Конечно, Николас с самого начала знал, что расплатиться ему придется сполна. Что долго эта мнимая идиллия не протянет.
И вот она - невыносимая боль, позабытая уже за годы. Тело разрывало на кусочки, а разум метался в панике, хватаясь за всякую последнюю ниточку, чтобы продержаться подольше. Все же, каким бы грешником Николас себя не мнил, жить ему сейчас хотелось больше, чем когда-либо. Ведь где-то за горизонтом остался его Ангел.
Однако смерть не спрашивает - она просто берет. Вот и за Николасом пожаловала.
Закат, диван, виски. И Ангел рядом. Он был рядом, пришел, сражался плечом к плечу. Не потому, что чувствовал себя человечеству обязанным, а потому, что хотел защитить Николаса. Даже если смерть все равно за ним идет, о большем грешник и мечтать не мог. Пустые разговоры о будущем, которого никогда не будет - ведь Николас сейчас умрет. А вместе с ним и Вульфвуд с Ником наконец отправятся на покой - они за свою недолгую жизнь тоже достаточно настрадались. Пусть идут, они все свои грехи искупили. А вот у Николаса остался еще один. Грех этот сидел рядом и смотрел обеспокоенно, словно боялся, что вот-вот что-то драгоценное у него из рук ускользнет. Что же, боялся не напрасно.
- Улыбайся чаще, Тонгари. Тебе идет, когда ты улыбаешься. - ответом напряженное молчание.
Взгляд уходит куда-то за горизонт, где одно солнце уже спряталось.

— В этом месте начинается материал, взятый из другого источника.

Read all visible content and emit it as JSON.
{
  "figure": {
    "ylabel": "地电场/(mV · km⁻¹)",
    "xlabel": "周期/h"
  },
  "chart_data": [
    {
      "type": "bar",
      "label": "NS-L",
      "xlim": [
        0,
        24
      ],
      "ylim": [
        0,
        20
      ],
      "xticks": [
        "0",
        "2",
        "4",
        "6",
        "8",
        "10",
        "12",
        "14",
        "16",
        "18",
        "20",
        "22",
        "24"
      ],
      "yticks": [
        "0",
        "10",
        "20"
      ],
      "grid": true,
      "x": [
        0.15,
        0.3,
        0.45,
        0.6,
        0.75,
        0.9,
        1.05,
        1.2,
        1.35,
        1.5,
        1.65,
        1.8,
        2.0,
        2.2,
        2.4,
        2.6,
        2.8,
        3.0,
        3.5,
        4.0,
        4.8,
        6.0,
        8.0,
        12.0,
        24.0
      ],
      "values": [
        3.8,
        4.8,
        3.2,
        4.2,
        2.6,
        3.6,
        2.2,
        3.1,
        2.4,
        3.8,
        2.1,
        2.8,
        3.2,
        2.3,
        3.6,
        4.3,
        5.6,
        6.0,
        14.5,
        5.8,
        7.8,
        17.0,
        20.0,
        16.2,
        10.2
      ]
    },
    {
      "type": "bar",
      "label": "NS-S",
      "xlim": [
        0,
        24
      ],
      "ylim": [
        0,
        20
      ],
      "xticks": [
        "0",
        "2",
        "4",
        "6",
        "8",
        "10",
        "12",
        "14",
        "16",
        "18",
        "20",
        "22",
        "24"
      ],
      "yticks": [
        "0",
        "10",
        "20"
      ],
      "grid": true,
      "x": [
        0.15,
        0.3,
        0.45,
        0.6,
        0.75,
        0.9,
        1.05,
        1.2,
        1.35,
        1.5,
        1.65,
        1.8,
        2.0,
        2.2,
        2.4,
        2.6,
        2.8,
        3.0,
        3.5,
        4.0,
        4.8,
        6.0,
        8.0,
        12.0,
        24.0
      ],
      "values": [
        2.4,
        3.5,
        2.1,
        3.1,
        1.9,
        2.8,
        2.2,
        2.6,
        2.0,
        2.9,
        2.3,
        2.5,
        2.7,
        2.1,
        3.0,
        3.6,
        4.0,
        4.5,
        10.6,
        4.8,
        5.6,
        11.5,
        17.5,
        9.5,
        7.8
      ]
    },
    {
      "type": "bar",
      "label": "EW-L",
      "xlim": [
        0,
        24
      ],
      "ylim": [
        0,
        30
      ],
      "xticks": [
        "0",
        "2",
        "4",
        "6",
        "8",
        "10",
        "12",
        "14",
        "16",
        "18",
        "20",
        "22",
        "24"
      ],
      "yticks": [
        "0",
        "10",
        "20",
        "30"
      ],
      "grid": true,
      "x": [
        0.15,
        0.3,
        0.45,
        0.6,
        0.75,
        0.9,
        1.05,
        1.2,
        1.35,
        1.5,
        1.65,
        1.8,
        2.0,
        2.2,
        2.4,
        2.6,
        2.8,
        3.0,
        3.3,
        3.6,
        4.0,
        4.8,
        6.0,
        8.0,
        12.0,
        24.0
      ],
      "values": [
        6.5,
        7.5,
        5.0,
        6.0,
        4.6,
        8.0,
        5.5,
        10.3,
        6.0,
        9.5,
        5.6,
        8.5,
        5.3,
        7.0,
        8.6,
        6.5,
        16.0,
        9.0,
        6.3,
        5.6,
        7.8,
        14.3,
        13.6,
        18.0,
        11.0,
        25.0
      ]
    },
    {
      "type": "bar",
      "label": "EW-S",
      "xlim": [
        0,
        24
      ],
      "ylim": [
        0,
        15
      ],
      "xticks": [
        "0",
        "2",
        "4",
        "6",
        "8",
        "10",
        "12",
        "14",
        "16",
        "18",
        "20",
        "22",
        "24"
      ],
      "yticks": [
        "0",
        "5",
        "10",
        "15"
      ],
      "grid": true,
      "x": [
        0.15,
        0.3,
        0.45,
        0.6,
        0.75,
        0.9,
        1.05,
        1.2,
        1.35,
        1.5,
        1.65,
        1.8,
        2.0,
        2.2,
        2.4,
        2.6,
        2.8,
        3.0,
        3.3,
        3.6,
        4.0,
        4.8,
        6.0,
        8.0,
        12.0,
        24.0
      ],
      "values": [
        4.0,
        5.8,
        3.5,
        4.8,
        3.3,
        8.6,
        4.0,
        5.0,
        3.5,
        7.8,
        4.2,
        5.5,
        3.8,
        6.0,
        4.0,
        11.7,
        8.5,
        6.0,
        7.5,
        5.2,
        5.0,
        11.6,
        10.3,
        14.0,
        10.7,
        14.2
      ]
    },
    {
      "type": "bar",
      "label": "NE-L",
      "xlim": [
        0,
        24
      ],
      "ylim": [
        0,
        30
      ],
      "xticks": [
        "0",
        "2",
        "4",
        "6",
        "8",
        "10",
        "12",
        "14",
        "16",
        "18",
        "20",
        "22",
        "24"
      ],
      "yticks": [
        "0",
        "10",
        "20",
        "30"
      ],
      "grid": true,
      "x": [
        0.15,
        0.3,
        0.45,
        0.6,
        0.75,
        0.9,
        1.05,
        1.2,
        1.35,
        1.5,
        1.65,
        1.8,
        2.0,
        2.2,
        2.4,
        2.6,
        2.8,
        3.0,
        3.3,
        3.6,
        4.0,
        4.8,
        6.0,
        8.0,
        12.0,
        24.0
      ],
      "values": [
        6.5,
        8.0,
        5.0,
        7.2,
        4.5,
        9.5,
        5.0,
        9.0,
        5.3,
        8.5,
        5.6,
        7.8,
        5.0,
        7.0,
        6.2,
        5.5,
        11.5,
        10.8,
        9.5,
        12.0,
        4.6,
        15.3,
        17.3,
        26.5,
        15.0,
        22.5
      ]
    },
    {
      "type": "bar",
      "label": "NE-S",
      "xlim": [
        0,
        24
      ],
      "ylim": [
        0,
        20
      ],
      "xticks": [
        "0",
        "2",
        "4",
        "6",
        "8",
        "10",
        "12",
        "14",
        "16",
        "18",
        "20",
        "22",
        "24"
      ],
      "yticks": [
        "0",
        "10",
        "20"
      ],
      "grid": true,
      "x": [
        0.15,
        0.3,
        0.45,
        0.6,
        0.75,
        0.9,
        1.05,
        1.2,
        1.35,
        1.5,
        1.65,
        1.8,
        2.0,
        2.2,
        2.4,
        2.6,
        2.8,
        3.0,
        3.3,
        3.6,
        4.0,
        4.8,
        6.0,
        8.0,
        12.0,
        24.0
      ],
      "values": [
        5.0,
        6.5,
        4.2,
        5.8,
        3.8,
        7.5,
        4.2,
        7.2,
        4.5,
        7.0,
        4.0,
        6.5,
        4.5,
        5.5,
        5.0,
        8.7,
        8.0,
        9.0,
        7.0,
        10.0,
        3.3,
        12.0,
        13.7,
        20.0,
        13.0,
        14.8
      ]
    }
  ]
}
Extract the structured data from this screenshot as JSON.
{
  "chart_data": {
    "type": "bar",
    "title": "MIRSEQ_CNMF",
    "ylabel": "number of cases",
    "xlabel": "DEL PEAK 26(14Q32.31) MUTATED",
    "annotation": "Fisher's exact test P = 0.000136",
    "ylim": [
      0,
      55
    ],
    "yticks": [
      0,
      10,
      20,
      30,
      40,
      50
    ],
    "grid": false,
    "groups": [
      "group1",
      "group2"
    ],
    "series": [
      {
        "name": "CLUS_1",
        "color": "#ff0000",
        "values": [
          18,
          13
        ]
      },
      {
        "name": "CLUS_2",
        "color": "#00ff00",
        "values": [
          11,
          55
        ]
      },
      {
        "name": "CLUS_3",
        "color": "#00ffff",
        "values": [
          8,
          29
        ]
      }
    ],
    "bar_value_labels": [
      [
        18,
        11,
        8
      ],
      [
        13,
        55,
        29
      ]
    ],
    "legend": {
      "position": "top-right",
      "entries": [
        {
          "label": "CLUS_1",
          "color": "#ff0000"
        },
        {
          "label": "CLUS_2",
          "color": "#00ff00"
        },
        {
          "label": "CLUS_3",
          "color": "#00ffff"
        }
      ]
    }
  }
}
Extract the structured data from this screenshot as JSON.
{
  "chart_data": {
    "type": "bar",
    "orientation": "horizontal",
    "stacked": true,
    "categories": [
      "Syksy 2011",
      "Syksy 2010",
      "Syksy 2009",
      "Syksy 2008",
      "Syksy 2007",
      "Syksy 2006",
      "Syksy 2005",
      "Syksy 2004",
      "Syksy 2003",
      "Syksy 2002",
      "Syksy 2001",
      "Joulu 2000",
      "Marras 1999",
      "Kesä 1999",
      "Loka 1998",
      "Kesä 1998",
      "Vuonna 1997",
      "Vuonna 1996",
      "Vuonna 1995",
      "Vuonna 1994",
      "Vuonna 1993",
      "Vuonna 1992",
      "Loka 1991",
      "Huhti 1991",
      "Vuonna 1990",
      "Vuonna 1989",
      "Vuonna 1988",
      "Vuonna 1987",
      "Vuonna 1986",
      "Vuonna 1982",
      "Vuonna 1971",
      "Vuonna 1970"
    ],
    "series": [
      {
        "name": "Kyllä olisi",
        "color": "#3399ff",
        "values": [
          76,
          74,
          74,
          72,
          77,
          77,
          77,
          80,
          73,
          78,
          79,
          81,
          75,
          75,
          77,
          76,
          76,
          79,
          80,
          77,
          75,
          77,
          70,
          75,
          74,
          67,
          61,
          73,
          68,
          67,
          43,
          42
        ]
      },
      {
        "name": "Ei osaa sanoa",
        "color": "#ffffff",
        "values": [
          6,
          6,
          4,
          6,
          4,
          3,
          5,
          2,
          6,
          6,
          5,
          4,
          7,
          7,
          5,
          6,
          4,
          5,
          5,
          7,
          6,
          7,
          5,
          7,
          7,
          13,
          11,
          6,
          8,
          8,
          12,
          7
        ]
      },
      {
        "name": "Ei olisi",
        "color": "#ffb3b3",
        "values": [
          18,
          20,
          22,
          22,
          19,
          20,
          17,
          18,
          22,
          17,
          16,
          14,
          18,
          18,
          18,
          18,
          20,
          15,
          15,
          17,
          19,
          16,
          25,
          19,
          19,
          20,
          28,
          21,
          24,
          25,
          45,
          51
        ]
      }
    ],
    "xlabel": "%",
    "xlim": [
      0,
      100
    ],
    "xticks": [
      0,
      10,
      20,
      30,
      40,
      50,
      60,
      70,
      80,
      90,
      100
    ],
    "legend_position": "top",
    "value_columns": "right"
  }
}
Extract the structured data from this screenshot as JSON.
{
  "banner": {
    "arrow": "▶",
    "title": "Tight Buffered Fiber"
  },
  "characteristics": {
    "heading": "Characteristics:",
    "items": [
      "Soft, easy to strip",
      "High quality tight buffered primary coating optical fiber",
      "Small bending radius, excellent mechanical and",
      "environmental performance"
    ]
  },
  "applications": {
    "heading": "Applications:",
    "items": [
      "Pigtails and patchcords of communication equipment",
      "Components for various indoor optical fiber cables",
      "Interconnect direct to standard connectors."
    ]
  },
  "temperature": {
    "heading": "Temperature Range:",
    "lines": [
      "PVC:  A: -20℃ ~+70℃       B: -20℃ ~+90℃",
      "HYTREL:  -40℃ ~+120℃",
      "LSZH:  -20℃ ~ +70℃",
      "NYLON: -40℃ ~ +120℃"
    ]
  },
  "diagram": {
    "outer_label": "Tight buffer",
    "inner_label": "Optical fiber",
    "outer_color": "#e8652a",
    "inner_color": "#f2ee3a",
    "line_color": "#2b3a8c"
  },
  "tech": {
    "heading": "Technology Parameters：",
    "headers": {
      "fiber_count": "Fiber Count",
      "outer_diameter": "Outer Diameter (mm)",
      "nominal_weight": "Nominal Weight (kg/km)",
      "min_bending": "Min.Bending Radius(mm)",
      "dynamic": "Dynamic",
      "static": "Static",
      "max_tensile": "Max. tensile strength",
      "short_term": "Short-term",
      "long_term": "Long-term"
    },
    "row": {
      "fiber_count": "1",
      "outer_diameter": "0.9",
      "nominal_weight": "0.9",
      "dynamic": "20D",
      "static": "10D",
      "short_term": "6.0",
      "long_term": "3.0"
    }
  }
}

Николас подумал, что это забавная аллегория на закат жизни - вот солнце поменьше уже ушло, а то, что побольше - все еще висит над горизонтом, словно раздумывает, прыгнуть ли следом. На это солнце Николасу все равно, но его Солнце пусть даже не думает. В Аду слишком холодно.
Николас знал, как умирают хорошие люди. Хорошие люди умирают у своих близких на руках, их оплакивают и хоронят с почестями, возможно даже в настоящей живой земле, а не в бесконечных песках этой пустой планеты. Но как умирают грешники? А грешники просто умирают. В одиночестве под пустым небом - и разве что далекие звезды могут быть свидетелями их кончины. Грешники отправляются в Ад - уж непонятно, может ли Ад быть хуже того, что на земле. Они страдают, истекают кровью, и некому сказать им “все хорошо, мое сокровище, я рядом”. Никто не провожает их - разве что жнецы да демоны, что похуже самых отвратительных людей.
Тогда почему же такого грешника как он, Николас, в ад Ангел провожает? Укутывает своими мягкими перьями невидимыми слабеющее тело, и шепчет что-то нежное сквозь слезы. Ангел не только провожает его, но и оплакивает. Так, как никого раньше не оплакивал. По нему, грешнику, настоящий ангел слезы льет. И все, чего хотелось Николасу - заверить, что все будет хорошо. Что он никуда не уйдет. Но он не мог. Врать Ангелу - еще больший грех, чем любить его.
- Встретимся у звезд, Тонгари. - едва слышным шепотом с последним выдохом.
Бирюзовые глаза теперь похожи на хрусталь - слезы даже не падали, они просто застыли. Само время будто остановилось.
***
Последние закатные лучи осветили лицо с опустевшими глазами, прежде чем окончательно ночи уступить. На старом диване посреди пустыни Ангел проводил грешника до Ада - жаль только, уйти с ним вместе не смог. Он остался наедине со своей израненной душой, на которой теперь вечный рубец, что никогда не зарастет.
- Может быть, когда-нибудь встретимся в другой жизни, Нико.